On his few visits, my father Godfrey arrives on foot. Safer, I guess. I never see him anywhere in the vicinity of a car.

No one at Chestnut Street holds a regular job unless you call intermediary a job. The Nobel Peace Committee should have awarded my grandmother the prize for her colluding skills. Maud Ellen holds many jobs, none of longevity—she briefly becomes a secretary at the Rivergate Convention Center.

“Like working at Watergate,” she announces upon homecoming.

In fact, my two grandmothers and my father never held a day of gainful employment in their lives, and my mother’s sense of entitlement and her two-hour lunches regularly got her fired.

Maud Ellen’s last job is “superintendent’’ at 1304 Second Street, another family- owned property. An elegant 19th century southern Greek Revival raised cottage, 1304 Second Street, had been Mummy’s main residence. The family divided it into rental units after her death. The antique furniture inside it becomes a source of resentment as virulent as the War of the Roses.

The job title should have been “Snoop.” Maud Ellen lets herself into tenants’ apartments whenever she feels like it. I have a photograph from the ’70s taken of her in Jamie C’s apartment. She’s sitting in Mummy’s 18th century throne-like chair wearing a green kaftan she’d borrowed from me and her Cretan bead necklace. She’s desperately trying to look royal; her chin angles up disguising her wattle, but instead of appearing royal, she looks usurped. Great Uncle John had given the superintendent job to Maud Ellen as largess, his way of dealing with our “situation.” No one in the family had balls, proverbial or otherwise. Mummy emasculated allof her children.
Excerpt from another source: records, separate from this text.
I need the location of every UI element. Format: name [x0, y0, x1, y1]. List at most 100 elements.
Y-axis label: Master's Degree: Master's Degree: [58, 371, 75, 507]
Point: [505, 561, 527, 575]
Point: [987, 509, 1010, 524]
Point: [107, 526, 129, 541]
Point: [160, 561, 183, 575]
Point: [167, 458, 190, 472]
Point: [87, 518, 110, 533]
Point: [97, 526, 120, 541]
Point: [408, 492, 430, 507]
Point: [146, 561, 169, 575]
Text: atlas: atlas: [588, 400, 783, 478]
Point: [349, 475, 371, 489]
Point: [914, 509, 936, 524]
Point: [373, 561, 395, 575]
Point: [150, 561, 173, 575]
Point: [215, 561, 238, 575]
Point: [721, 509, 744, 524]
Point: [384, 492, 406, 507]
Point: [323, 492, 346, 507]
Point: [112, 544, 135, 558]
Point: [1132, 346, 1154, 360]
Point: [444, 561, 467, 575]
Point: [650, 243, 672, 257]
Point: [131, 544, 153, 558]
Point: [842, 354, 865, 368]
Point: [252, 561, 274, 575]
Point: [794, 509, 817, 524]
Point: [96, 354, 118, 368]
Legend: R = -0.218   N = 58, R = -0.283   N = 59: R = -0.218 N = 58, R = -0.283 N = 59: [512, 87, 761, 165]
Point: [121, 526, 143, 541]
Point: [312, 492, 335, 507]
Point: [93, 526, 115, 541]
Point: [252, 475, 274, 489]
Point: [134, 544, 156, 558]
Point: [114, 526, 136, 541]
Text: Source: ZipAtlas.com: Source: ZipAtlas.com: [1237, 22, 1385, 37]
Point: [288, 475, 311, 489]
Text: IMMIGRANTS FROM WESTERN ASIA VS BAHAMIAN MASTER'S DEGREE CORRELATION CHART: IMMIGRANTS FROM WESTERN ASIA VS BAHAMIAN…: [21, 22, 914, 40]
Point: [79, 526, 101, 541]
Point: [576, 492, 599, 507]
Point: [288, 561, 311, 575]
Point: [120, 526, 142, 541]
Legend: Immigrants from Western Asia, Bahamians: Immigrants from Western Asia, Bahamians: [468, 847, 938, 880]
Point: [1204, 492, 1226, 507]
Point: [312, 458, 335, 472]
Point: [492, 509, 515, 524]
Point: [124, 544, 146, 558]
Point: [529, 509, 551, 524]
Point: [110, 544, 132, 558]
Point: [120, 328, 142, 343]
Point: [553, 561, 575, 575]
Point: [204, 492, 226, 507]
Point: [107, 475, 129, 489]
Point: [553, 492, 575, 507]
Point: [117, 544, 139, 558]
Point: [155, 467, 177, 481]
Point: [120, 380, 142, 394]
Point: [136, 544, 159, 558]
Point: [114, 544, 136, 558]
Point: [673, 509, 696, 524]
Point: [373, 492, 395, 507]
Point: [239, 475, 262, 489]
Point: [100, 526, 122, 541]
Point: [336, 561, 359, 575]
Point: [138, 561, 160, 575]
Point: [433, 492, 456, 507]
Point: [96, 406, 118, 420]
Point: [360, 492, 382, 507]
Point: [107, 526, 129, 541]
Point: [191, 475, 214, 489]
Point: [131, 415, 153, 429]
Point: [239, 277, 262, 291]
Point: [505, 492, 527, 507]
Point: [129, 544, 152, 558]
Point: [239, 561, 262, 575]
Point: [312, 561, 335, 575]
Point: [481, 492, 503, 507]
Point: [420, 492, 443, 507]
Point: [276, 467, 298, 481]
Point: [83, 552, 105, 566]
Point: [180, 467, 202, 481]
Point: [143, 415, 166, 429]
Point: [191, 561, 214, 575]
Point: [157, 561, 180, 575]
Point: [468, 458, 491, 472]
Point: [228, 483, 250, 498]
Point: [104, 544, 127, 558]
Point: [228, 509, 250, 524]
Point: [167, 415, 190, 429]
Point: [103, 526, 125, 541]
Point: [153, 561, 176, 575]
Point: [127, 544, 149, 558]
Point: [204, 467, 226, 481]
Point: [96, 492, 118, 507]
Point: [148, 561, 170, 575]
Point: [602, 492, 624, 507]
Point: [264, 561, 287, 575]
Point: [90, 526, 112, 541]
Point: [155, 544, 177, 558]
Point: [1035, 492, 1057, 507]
We squeak by on residual payments from my dead attorney grandfather’s pension, small investments and life insurance. Oh, and the sale of family-owned antiques that Maud Ellen peddles sub-rosa. There is a significant supply of silver, porcelain dinnerware, family portraits and Civil War letters, the latter passed down from the Farrar side of the family, but which sooner or later go to auction and private sale. She has a criminal genius for elaborating provenance and keeps a cache of letters regarding such sales. The energy she exerts in the search for buyers and the cover-ups to Uncle John (Robin Hood Uncle John gave pieces of Mummy’s furniture to Maud Ellen and Mamoo as emotional payoffs) could have propelled her to the upper echelons of a Fortune 500 company or a small nation.

So we don’t have money or men, exactly. Well, we do have Uncle Isaac, our “crisis funder” in San Francisco, who sends a monthly check to Mamoo, and Maud Ellen’s posse of homosexual men friends and other men who do things for us—like drive. Oh, and Greeks. Greek sailors, I mean, but I’m getting ahead of myself, again.